Could there be a better named Girl Scout cookie?
It’s like this: The temperature in Muscatine is supposed to bottom out today somewhere in the neighborhood of 9 below. It’s the middle of February. March seems as if it’s at least a year away. We’re all stuck inside anyway. So, what the heck? Let’s tank up on Thin Mints and Caramel deLites or Tagalongs/Peanut Butter Patties and Trefoils.
Thanks a lot, Girl Scout cookies. It seems like the appropriate thing to say.
Three boxes of cookies arrived at our house the other night. It’s a safe bet they won’t be the last to darken our doorway before the cookies are sold out this year in Muscatine. And that’s at least partly because of the community’s stockpile of cookies.
For that, you can credit — or blame — Charlie Smith.
For years, he has turned his Smith’s Sales & Service into a cookie cupboard. When it’s time for Girl Scouts to sell cookies, Smith stores hundreds of cases of the cookies in his lawn mower and snowblower business at 301 W. Mississippi Drive.
Smith is a Boy Scout leader who became involved with the Girl Scouts when his daughter, Whitney Smith, 25, was young. He holds the cookies for Girl Scouts who will be setting up sales booths and displays throughout the community.
But anyone who really needs a cookie fix can also stop in and buy a few boxes. Smith’s Sales & Service is open from 8 a.m. to 5:30 p.m. weekdays and 8 a.m. to 1 p.m. on Saturdays.
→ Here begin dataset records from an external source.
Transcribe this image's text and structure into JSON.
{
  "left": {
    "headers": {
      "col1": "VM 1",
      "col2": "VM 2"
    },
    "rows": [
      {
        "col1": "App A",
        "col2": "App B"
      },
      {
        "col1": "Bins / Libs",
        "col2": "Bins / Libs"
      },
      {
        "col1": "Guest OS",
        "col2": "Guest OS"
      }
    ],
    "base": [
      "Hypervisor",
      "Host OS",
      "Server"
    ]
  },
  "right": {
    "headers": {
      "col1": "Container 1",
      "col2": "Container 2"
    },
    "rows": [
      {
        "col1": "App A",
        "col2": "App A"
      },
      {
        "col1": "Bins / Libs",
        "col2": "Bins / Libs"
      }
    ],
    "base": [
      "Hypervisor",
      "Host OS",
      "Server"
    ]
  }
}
The previous three paragraphs were recycled from a short story I wrote six years ago for the local newspaper. For most of my tenure there, Charlie would call every February to say: The cookies are in.
Then, I’d put something about it in the paper.
I had planned to use details from those old stories as the nut graph for this blog post with the goal of writing a screed about being unable to eat just one Thin Mint after you open a box. Heck, it can be hard to stop at just one box.
But after sitting down to do it, I couldn’t write an angry gripe about Girl Scout cookies. After all, it’s not the Girl Scouts’ fault that I struggle to stop at just one or two Thin Mints.
And there is much to be said for an organization that helps young people develop self-confidence and assertiveness. Not everyone can sell things, ask for money or speak in front of a group even when that group is comprised largely of friends, family and neighbors.
But Girl Scouts of the USA has been teaching these life skills to millions and millions of young people for more than 100 years. It has more than 3 million members in the United States and more than 90 other countries. The Mississippi Valley Council has 11,700 members in its 15-county area, which includes Muscatine County.
So even though I really don’t need any Thin Mints and Caramel deLites or Tagalongs/Peanut Butter Patties and Trefoils, I’ll buy a few boxes anyway. It’s nice to know my purchase is helping girls learn important life skills while also helping fund local troop activities.
Buying a few boxes of cookies will also create an excuse to stop in and see my old friend, Charlie Smith. That’s a good reason, too.